DOMRADIO.DE: Sie sind Schwabe und haben Ihre Heimatregion für Ihr jüngstes Buch "Heilig´s Schwabenländle - Käpsele, Heilige und Klösterle" nach Heiligen und heiligen Orten durchkämmt. Was ist die Idee hinter Ihrem Buch und was wollen Sie den Menschen zeigen?
Jesuitenpater Eberhard von Gemmingen (Theologe und Autor): Ich lebe in München und stelle fest, dass die Bayern wahnsinnig stolz auf ihr Land sind und vermuten, dass außerhalb Bayerns eigentlich nichts schön ist. Da wollte ich zeigen, dass es nebenan im Schwabenland mit sehr vielen herausragenden Persönlichkeiten und schönen geistlichen Orten wunderbar ist.
DOMRADIO.DE: Wie sind Sie im Schreibprozess vorgegangen? Wie haben Sie recherchiert?
von Gemmingen: Im Laufe der Zeit bin ich einfach losgewandert, habe im Internet recherchiert und mich immer wieder gewundert, wenn ich neue Leute entdeckt habe. Ich wusste am Anfang gar nicht, was alles rauskommt. Ich habe mich gewundert, wie viele interessante Persönlichkeiten ich entdeckt habe. Und wie viele schöne geistliche Orte, Klöster und Kirchen es gibt.
DOMRADIO.DE: Gab es irgendetwas, was Sie überrascht hat?
von Gemmingen: Zum Beispiel, dass der berühmte Bischof Wolfgang von Regensburg aus dem Schwabenland kommt oder auch die Familie Weizsäcker sowie der berühmte Hitler-Attentäter Stauffenberg. Außer denen gibt es weitere berühmte Leute, bei denen die meisten Menschen nicht wüssten, dass sie aus dem Schwabenland kommen.
DOMRADIO.DE: Sie haben ja ganz viele Orte ausgewählt. Welcher ist für Sie persönlich besonders wichtig?
von Gemmingen: Ich habe eine Weile nachdenken müssen. Ich fand, dass die Schönenberg-Wallfahrtskirche bei Ellwangen vielleicht das Herausragendste ist. Es gab dann auch noch das alte, berühmte Klöster Hirsau und andere, aber mir scheint, dieser Schönenberg ist besonders wichtig.
DOMRADIO.DE: Und welche schwäbische Person ist Ihnen besonders ans Herz gewachsen?
von Gemmingen: Zwei Personen muss ich nennen: Einerseits den berühmten Pater Rupert Mayer, der in München gegen Hitler gepredigt hat und dann ins KZ nach Sachsenhausen kam. Hitler konnte ihn nicht umbringen, weil er in München so beliebt war. Denn hätte Hitler den Pater umbringen lassen, dann wäre halb München gegen Hitler aufgestanden.
Das ist der eine. Und der andere ist der Pater Notker Wolf, der erst vor zwei Jahren gestorben ist. Er war ein großer Seelsorger, aber auch ein Wohltäter. Er hat, glaube ich, in der Volksrepublik China ein christliches Krankenhaus bauen lassen. Er hat rund um den Globus Wohltaten getan, weil er an der Spitze der Benediktiner stand.

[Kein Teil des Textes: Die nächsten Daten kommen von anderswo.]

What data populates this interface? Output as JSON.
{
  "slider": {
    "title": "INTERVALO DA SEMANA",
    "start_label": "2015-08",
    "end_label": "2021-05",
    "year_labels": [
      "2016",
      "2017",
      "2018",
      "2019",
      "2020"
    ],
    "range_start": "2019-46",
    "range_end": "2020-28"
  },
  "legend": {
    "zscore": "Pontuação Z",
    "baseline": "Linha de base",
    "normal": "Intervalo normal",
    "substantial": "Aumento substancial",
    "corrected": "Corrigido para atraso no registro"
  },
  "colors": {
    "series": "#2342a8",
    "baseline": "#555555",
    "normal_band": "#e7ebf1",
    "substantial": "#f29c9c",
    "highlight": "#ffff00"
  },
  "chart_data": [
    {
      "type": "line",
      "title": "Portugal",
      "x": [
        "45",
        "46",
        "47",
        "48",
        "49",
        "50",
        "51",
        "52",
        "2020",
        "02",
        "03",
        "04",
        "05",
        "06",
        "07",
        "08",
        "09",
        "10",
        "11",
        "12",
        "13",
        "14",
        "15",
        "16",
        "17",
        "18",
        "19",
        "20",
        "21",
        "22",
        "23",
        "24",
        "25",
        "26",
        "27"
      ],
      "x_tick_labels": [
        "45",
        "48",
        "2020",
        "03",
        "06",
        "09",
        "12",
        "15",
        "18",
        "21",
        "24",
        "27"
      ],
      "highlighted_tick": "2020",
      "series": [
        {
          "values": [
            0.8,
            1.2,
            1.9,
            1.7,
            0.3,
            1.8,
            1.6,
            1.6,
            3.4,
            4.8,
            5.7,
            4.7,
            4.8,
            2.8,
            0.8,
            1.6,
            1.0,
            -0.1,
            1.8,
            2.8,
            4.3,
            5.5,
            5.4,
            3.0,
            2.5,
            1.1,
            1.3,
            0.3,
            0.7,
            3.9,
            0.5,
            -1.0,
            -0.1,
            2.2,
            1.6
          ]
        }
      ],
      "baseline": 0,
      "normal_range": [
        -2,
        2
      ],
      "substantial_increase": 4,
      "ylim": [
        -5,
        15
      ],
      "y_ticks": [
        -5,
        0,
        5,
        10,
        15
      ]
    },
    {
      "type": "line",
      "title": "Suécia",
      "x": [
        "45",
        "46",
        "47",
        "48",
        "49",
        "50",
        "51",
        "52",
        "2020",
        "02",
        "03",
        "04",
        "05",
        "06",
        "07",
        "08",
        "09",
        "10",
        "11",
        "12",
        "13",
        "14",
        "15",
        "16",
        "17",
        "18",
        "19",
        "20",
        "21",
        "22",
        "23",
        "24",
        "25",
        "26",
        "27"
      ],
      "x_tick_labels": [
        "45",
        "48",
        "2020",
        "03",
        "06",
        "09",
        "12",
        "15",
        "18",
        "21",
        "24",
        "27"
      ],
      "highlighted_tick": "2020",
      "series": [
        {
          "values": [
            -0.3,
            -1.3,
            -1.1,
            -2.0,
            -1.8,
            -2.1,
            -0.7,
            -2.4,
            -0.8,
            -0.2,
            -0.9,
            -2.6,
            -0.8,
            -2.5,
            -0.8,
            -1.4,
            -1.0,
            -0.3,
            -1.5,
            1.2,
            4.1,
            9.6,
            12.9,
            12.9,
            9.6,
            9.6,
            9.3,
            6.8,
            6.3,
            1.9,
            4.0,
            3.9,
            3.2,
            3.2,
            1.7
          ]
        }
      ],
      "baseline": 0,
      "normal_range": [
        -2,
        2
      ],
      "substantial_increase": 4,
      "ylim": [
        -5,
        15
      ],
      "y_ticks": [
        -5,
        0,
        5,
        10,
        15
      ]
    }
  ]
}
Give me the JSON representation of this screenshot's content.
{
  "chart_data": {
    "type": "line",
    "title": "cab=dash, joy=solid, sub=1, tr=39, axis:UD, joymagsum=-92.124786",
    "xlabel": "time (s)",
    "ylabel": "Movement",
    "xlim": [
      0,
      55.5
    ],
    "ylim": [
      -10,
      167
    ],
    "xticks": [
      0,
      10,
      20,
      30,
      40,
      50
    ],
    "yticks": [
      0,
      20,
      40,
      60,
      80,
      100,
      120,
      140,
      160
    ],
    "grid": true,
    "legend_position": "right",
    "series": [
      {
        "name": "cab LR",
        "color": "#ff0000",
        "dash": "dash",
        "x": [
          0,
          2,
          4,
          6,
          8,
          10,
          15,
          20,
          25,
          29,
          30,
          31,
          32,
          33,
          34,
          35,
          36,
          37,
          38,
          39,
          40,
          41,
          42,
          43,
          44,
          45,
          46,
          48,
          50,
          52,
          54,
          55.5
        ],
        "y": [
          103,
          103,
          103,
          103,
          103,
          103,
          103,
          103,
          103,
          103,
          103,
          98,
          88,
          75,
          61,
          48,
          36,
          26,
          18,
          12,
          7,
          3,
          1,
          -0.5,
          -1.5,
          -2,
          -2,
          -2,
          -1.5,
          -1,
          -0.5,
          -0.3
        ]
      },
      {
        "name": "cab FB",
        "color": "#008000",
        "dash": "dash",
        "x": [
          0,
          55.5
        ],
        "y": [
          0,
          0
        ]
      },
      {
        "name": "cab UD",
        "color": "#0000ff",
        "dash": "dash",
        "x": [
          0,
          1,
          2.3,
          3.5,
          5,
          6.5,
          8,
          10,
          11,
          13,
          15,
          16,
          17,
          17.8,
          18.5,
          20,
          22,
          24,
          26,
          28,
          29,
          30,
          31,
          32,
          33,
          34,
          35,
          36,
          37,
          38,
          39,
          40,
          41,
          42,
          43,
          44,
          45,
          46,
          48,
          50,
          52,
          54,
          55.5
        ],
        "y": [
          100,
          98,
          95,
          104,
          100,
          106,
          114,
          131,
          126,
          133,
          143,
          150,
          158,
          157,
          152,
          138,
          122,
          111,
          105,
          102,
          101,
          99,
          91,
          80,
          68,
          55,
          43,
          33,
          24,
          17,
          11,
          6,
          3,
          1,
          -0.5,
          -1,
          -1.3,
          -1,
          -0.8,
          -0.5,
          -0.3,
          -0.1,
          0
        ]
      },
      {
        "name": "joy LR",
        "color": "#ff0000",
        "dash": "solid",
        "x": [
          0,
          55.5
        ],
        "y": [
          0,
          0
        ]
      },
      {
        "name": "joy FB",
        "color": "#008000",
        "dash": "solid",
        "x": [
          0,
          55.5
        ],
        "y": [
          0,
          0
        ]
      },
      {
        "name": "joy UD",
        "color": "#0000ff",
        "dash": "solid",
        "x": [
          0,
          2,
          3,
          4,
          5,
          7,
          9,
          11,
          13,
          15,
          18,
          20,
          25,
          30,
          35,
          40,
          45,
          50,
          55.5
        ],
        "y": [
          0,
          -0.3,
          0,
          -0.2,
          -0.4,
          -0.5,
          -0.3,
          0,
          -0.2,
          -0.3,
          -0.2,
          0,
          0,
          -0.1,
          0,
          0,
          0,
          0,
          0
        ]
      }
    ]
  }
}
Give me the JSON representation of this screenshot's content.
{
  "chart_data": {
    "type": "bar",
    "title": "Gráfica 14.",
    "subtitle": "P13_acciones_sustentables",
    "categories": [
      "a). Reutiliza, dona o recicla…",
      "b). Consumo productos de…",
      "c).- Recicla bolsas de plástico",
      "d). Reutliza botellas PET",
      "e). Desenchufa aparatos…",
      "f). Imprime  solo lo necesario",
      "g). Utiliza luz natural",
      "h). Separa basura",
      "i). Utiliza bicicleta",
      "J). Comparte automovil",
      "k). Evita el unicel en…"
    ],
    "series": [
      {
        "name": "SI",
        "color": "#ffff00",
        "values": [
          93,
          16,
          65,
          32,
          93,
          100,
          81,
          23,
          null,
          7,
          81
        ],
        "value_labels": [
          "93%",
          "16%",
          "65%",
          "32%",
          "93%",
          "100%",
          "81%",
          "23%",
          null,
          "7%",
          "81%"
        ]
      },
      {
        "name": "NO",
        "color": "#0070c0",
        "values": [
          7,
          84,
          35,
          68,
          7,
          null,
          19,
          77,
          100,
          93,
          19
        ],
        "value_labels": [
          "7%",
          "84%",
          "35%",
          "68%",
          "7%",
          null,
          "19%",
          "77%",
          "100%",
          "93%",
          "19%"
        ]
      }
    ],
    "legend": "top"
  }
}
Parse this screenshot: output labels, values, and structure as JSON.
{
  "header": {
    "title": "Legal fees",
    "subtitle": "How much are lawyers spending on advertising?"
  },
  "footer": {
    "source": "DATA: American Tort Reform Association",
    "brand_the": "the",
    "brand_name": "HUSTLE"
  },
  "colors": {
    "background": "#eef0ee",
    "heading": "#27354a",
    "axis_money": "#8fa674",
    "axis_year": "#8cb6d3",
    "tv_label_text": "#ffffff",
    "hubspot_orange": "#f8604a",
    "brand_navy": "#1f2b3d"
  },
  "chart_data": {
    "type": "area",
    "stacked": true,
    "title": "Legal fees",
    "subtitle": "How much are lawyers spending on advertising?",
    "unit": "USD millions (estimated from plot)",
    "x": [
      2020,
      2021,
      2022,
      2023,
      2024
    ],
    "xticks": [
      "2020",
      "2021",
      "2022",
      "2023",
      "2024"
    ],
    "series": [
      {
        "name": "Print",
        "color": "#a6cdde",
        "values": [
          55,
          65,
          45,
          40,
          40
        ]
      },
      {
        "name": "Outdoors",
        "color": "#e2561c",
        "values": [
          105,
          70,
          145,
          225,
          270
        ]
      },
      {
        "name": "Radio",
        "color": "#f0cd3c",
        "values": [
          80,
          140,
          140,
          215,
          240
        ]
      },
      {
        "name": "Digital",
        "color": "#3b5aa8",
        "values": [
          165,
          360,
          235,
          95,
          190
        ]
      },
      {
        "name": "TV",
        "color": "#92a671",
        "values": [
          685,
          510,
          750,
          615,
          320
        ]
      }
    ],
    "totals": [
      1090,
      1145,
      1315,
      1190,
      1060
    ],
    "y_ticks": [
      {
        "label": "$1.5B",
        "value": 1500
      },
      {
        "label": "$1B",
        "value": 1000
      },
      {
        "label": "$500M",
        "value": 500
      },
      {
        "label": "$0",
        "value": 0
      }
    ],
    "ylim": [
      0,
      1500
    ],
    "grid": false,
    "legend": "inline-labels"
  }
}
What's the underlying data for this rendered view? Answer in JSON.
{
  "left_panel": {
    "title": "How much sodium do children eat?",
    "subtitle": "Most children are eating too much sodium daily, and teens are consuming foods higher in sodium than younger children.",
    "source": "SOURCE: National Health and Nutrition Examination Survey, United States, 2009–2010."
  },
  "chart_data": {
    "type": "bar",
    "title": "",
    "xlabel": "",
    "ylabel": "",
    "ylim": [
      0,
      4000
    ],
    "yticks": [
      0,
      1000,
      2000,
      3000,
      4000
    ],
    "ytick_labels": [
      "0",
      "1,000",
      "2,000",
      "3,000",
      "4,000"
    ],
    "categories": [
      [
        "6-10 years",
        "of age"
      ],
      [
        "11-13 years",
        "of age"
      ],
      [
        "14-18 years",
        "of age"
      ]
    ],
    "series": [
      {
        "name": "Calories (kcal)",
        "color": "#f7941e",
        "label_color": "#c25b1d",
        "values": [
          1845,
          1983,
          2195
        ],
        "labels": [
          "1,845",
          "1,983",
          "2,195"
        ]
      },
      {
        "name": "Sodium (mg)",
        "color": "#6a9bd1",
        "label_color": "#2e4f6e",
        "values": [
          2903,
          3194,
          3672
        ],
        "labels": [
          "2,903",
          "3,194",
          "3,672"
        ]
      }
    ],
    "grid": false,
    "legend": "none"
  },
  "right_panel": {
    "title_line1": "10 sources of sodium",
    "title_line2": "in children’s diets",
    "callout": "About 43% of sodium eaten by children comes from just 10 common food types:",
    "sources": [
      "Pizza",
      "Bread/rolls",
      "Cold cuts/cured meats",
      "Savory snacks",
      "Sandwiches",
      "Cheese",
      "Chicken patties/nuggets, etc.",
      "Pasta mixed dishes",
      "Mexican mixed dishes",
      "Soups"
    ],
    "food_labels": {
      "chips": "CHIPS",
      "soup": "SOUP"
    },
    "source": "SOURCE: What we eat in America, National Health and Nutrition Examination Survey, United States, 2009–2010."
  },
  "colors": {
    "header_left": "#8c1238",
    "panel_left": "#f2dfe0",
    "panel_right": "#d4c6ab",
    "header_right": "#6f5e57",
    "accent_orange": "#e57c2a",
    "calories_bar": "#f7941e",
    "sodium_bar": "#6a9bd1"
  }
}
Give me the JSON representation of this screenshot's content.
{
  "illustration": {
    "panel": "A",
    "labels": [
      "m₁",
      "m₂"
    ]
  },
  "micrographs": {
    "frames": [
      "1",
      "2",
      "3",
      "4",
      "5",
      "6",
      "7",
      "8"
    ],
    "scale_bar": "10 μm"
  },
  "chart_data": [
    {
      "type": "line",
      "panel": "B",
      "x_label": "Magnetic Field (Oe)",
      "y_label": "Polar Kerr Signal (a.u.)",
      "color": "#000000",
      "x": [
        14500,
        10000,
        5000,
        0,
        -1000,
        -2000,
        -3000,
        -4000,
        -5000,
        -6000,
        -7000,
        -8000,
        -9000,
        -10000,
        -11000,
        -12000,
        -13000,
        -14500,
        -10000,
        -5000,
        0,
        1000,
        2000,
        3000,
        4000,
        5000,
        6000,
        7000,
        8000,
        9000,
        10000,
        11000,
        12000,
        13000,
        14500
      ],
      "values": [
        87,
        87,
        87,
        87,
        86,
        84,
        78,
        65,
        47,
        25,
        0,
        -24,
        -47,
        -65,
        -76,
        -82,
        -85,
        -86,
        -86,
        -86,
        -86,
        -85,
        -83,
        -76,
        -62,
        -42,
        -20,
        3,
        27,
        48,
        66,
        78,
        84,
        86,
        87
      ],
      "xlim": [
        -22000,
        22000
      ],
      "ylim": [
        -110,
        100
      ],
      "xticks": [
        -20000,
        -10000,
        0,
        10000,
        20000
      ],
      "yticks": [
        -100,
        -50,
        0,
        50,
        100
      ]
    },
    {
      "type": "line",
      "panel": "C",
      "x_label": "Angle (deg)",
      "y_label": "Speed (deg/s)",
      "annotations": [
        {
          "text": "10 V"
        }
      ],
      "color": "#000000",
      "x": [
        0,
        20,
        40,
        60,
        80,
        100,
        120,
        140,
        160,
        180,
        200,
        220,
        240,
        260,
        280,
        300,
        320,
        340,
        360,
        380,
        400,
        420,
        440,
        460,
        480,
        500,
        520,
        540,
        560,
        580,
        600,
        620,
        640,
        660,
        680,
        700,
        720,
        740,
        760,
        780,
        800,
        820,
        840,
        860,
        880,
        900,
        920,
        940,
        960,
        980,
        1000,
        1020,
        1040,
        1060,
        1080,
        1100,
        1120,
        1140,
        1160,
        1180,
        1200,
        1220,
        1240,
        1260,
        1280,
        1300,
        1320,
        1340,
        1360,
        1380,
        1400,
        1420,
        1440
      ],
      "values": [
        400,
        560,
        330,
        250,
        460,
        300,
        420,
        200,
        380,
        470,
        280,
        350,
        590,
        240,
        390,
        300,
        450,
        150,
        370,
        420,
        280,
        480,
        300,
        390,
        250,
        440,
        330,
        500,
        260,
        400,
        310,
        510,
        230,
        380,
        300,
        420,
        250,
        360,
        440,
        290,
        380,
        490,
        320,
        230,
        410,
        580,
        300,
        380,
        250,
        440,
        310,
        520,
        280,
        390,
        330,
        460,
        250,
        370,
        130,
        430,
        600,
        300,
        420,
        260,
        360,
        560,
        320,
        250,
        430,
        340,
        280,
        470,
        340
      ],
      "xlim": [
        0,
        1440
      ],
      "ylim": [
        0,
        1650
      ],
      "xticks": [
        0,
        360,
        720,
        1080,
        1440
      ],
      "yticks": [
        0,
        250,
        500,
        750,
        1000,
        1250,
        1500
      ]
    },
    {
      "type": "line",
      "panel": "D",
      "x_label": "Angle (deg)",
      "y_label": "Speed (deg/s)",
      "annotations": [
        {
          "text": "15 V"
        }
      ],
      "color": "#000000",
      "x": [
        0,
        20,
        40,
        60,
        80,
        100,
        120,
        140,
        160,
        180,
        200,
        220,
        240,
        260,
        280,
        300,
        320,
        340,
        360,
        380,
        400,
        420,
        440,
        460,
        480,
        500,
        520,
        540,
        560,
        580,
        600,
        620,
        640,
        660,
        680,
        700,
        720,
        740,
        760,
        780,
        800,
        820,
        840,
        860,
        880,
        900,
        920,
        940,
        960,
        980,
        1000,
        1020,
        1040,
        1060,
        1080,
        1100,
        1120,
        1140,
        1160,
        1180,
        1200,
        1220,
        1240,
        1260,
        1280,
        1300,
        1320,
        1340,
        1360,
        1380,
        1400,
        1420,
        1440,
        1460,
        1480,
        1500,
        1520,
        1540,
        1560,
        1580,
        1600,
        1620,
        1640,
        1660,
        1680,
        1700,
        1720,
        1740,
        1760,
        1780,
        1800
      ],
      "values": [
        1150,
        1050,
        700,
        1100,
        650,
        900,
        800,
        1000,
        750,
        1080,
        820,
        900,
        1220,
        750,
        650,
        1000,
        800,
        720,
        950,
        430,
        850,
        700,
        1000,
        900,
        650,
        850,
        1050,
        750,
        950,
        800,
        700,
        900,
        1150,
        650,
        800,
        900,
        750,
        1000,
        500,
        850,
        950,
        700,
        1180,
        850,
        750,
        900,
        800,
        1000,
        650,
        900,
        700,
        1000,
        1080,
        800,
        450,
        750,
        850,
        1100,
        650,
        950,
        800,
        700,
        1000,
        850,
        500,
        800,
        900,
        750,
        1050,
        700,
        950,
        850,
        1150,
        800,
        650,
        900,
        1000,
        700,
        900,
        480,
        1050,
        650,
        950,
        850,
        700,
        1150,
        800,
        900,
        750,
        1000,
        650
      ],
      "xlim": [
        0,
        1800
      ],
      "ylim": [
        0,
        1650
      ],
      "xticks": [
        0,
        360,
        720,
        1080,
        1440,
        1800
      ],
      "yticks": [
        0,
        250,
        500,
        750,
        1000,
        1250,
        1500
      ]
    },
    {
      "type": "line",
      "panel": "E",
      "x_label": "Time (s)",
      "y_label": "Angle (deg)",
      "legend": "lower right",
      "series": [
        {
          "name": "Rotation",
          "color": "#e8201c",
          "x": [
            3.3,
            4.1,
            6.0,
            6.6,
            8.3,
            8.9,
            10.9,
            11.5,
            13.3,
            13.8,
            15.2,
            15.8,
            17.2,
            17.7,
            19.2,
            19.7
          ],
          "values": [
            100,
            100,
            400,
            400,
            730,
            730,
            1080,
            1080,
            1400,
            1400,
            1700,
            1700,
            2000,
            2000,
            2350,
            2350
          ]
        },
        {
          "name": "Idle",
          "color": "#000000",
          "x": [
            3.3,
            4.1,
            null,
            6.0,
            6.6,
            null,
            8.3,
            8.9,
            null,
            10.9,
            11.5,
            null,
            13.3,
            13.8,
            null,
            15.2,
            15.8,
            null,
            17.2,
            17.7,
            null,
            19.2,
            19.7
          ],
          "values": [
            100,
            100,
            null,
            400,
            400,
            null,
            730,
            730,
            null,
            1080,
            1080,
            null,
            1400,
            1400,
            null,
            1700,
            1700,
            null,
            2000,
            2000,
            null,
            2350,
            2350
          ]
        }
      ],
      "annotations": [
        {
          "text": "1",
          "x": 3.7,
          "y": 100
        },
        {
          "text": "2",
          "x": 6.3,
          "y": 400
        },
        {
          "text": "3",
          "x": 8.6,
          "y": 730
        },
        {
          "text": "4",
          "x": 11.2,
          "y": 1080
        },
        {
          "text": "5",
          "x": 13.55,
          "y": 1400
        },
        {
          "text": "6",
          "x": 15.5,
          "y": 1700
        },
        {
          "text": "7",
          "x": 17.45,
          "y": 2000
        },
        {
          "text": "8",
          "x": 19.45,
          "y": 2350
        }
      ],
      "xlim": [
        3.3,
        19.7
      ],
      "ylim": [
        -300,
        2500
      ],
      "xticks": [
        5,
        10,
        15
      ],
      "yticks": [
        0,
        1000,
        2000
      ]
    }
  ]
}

DOMRADIO.DE: Was ist Ihr Fazit? Wie heilig ist das Schwabenländle?
von Gemmingen: Es ist so heilig und unheilig wie die anderen Länder auch. Wir sind sparsam, wir sind fleißig, wir arbeiten wie verrückt. Deswegen geht es sehr vielen Schwaben auch wirtschaftlich gut. Aber man muss halt "schaffen".
Und wir arbeiten nicht, sondern wir "schaffen". Wir sind vielleicht ein bisschen geizig, aber wir reisen auch ganz gerne um die ganze Welt. Ich würde aber vorschlagen, dass man mal durch das Schwabenland reisen sollte.
Das Interview führte Hilde Regeniter.